Le chiffrement au repos est-il vraiment nécessaire pour un petit cabinet ?
Oui, parce que le risque ne dépend pas de votre taille mais de la nature des données : identités, situations financières, parfois santé. Le chiffrement au repos protège les bases et les sauvegardes en cas de copie ou d'accès illégitime à l'infrastructure.
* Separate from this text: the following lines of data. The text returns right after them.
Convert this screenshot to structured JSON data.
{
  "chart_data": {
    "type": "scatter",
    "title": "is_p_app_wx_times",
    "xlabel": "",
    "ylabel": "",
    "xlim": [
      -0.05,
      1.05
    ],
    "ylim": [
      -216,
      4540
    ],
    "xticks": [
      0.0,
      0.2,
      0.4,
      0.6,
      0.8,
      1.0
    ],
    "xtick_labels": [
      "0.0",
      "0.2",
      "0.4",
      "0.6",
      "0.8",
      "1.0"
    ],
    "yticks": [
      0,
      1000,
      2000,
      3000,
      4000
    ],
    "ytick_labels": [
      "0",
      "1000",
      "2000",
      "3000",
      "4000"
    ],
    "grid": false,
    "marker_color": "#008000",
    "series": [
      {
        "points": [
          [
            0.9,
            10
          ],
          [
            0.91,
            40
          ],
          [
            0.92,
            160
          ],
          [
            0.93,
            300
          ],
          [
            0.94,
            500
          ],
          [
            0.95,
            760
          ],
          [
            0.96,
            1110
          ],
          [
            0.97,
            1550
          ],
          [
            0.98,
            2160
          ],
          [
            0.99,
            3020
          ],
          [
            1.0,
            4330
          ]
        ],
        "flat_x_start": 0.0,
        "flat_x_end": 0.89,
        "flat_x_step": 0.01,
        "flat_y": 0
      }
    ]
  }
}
C'est aujourd'hui une pratique standard chez les éditeurs sérieux ; c'est son absence qui doit désormais se justifier.
Comment tester la réversibilité avant de signer ?
Demandez trois choses : la clause contractuelle de réversibilité, un exemple concret d'export (structure des fichiers, formats), et le délai et coût de restitution. Certains éditeurs fournissent un export d'essai sur données de démonstration — c'est la meilleure preuve. Si la réponse se limite à « c'est possible » sans document, considérez que la sortie n'est pas prévue et négociez-la avant signature.
Le support de mon éditeur peut-il consulter les dossiers de mes clients ?
Seulement s'il en a un besoin réel et tracé. Exigez des accès support nominatifs, journalisés et limités au périmètre du ticket : qui a ouvert quel dossier, quand, pourquoi. Les bons éditeurs fonctionnent sur autorisation ponctuelle, accordée par le cabinet et révocable. Un support qui entre partout, en permanence et sans trace, est un signal d'alarme pour votre devoir de vigilance.